Migrants : Du rejet au lynchage

À Calais, des riverains ont manifesté contre des occupants de la « jungle ». Une population fragilisée, victime d’actes de violence.

Ingrid Merckx  • 7 octobre 2015 abonné·es

La manifestation avait été interdite par la mairie mais autorisée par la préfecture. Ils étaient trois cents « Calaisiens en colère » à exprimer leur hostilité aux migrants sur une plage de Calais, le 4 octobre. « Cela fait chaud au cœur de voir autant de monde réuni », a confié à l’Agence France-Presse Sarah Guerlach, une des représentantes du collectif anti-migrants. « On veut récupérer les clés de la ville des Six Bourgeois », clamait une des banderoles.

Ce collectif qui se dit « apolitique » et « non raciste » a pourtant laissé la parole à Samuel Delcloy, qui figurait sur la liste Front national aux dernières municipales. «   On dénonce les agissements de clandestins de plus en plus violents, aurait-il déclaré, d’après la Voix du Nord. Ils veulent quoi ? Qu’on prenne leur place dans leur jungle et qu’eux ils prennent nos maisons ? », a-t-il ajouté, accusant les associations «   de faire leur beurre sur le dos de malheureux ». Des propos qui sont la copie de ceux tenus par Marine Le Pen deux jours plus tôt. Le 2 octobre, la présidente du FN a en effet qualifié Calais – 75 000 habitants – de « ville martyre », « assiégée » par quelque 3 000 migrants. Elle a demandé au conseil régional de geler les subventions aux associations qui les soutiennent. Mais a prévenu : «  Je ne vais pas créer une police spéciale migrants  » Certains ont anticipé : depuis le 2 septembre, une application mobile pour smartphone est disponible sur la plateforme de téléchargement Apple, qui permet aux chauffeurs routiers de signaler des regroupements de migrants sur les routes ou des tentatives d’intrusion dans leur camion. Les violences policières contre des migrants sont régulièrement dénoncées par les associations qui les soutiennent. Le 21 septembre, des Syriens réfugiés dans des squats en centre-ville étaient violemment expulsés par des CRS. Ils ont dû rejoindre à pied la « jungle », en périphérie, où vivent près de 3 500 personnes dans des conditions indignes : rats, tuberculose, gale, stress… « Un ghetto où la police ne va plus, où la mafia règne, où la prostitution est à l’œuvre », a déploré Véronique Fayet, du Secours catholique.

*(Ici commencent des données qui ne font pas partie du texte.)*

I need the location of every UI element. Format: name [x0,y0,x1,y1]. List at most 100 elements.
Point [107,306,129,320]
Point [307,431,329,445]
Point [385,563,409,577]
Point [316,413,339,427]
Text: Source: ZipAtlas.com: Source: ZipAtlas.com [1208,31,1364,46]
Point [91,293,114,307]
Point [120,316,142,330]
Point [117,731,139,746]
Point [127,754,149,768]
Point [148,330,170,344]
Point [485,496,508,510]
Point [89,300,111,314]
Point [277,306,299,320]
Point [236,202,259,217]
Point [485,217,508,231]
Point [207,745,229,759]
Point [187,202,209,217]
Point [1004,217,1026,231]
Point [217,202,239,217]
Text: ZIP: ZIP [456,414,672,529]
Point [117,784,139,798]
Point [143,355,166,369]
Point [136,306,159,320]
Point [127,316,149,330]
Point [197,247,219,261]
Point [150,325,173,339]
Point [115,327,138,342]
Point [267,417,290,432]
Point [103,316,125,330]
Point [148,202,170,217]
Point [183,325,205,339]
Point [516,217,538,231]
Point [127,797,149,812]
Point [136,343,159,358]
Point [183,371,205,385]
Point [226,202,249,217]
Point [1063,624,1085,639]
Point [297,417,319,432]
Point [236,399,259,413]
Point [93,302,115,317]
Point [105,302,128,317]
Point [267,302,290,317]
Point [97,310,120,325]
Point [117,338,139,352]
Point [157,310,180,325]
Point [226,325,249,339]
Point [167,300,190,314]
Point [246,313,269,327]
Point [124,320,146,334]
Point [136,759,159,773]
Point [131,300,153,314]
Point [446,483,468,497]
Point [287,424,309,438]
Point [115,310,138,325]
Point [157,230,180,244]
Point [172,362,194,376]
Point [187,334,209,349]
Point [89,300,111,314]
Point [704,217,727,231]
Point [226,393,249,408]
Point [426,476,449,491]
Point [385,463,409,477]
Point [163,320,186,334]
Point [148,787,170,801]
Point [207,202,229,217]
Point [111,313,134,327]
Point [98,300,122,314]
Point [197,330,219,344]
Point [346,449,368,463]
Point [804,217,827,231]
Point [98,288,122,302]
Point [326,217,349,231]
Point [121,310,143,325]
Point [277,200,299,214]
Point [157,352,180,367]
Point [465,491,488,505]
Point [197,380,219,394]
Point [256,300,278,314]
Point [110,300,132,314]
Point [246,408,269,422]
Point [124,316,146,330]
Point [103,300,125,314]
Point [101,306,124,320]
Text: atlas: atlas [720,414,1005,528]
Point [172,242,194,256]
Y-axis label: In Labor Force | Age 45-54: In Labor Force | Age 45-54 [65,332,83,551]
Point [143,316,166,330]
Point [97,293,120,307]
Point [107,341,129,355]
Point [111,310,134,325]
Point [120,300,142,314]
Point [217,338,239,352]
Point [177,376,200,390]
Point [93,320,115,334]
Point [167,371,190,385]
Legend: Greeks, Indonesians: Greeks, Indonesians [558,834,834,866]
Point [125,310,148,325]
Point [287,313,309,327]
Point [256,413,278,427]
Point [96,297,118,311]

Le parquet de Boulogne-sur-Mer a ouvert une enquête concernant des actes d’agression sur des migrants. Au moins neuf cas de violence auraient été déclarés depuis août par des Érythréens et des Soudanais. Le 25 septembre, l’un d’eux aurait été enlevé par des individus en voiture, gazé, dénudé, roué de coups et laissé pour mort. C’est ce qu’on appelle un lynchage.